Incomplete statistics show that deals worth more than 50 billion yuan were made on China's auction market on the sale of Chinese antiques as well as arts and crafts in 2010, surging 123 percent over 2009 and hitting the target of 50 billion yuan previously set for 2013.

Some 10 pieces of Chinese antiques or art and crafts were sold for more than 100 million yuan compared with only 4 pieces in 2009, and their varieties were more diversified than those sold in 2009. A vase made in the Qing Dynasty, for example, was sold 51.6 million pounds sterling (about 554 million yuan) in London in November 2010, setting a new record for the auction price of Chinese chinaware.

However, those who paid record prices are not from the antique dealers or brokers from Hong Kong or Taiwan. They are non-professional institutions and their representatives. This means big capital investors are playing the leading role in this market.

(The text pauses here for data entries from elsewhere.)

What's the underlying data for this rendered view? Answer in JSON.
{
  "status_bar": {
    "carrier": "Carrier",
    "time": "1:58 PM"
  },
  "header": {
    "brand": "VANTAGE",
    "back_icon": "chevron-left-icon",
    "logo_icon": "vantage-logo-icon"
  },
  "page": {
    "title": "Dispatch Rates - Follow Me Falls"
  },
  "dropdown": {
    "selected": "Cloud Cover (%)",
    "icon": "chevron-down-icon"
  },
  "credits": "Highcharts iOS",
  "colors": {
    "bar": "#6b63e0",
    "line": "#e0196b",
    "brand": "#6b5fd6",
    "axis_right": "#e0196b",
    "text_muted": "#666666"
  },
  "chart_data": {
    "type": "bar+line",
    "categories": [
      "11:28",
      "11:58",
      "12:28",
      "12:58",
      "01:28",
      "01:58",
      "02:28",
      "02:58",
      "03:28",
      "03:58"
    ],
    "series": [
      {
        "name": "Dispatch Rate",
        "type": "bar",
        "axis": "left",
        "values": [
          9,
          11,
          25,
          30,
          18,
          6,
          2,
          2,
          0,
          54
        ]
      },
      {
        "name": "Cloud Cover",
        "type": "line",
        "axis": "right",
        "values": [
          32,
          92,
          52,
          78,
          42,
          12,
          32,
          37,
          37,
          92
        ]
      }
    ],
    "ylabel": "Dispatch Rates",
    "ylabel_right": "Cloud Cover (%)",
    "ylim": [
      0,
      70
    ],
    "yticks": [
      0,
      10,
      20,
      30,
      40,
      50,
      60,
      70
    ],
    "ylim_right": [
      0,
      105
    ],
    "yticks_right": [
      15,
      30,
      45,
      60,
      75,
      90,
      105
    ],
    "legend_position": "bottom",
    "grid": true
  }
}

The market is expected to be bullish again in 2011. The prospect is supported by the long-term promising outlook of China's macro-economy, the Chinese government's resolve to reign in the red-hot property market and the less-than-satisfactory returns on the stock market. It is also fueled by the growing demand for more investment instruments to keep and raise the value of people's money.

However, investors should pay more attention to two unique characteristics of antiques and arts and crafts. First, the liquidity of such investment is much more limited than any other instruments as they have a much longer investment cycle. Second, unlike stocks, buyers may appreciate the artistic value of the antiques and art and crafts once they have them, and they may be hesitant to sell. Given that, it may not be easy for speculative capital to cash in on their collections.

Monetary value is not the only thing to be considered when investing in antiques or arts and crafts. It has to be combined with academic and art investments in this market, experts say.